Fille de Robert Gaschet, professeur de littérature, nièce et filleule de Pierre Jobit le prêtre philosophe, " la grande lumière de mon enfance " selon ses propres mots, petite sœur de Liliane Gaschet la poétesse, Odette Comandon est bercée de Charentes et de culture.

En 1934, elle épouse Etienne Comandon, héritier et gestionnaire des cognacs Comandon de Jarnac.
Très tôt, Odette s’était prise de passion pour le parler saintongeais.

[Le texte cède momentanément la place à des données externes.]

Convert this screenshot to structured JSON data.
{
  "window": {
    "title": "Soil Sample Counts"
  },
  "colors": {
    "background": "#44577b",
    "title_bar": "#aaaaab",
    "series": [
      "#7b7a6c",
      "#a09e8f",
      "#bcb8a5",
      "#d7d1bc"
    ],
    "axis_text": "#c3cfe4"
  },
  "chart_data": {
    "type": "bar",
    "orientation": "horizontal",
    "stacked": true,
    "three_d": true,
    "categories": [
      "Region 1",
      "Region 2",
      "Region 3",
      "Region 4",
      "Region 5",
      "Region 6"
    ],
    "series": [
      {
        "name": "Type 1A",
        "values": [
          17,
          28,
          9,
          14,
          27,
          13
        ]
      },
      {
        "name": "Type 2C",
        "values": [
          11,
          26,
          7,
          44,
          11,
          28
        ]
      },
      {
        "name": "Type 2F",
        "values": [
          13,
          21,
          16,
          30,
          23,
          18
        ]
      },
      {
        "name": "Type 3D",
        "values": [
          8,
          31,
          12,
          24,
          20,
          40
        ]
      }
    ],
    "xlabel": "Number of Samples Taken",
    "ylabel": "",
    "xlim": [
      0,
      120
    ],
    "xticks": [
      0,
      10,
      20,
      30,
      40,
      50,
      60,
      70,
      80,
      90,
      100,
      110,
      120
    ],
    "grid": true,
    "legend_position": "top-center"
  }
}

Plus tard, pour amuser ses amis jarnacais, c’est en patois qu’elle raconte les histoires pleines de fantaisie qu’elle invente.
Dans son premier ouvrage : Contes et récits de la cagouille, publié en 1946, Odette présente les patoiseries qui ont le plus amusé le public jarnacais.
Babluches et jhavasseries, rubrique hebdomadaire en patois qu’elle tient depuis 1947 dans Sud-Ouest, lui apporte la notoriété.
En 1952, après la mort de Goulebenéze, le barde saintongeais, Odette reprend le rôle de Nastasie dans le chef-d’œuvre du Docteur Jean : la Mérine à Nastasie .

En 1959, Odette Comandon est élue à l’Académie de Saintonge ; elle en devient le directeur en 1965 ; cette année-là, elle entre aussi à l’Académie d’Angoumois qui vient d’être fondée.

Elle écrit de nombreuses pièces de théâtre qui obtiennent toutes un franc succès : La Ganipote (1953), Pire entorse (1957), Feu Célestin et l’Air anatoumique (1958), La Fête à Siméon (1959), L’Ouillette (1962), Le Beurgaud roughe (1965)...
Disques, émissions de radio, publications de textes, soirées de confréries, les années 1960 à 1970 sont celles d’un grand succès médiatique.

Remariée en 1974 à Jacques Faucheux, elle se retire à Royan. (Voir le livre de Christian Genet : Odette Comandon, la Jhavasse des Charentes (1998).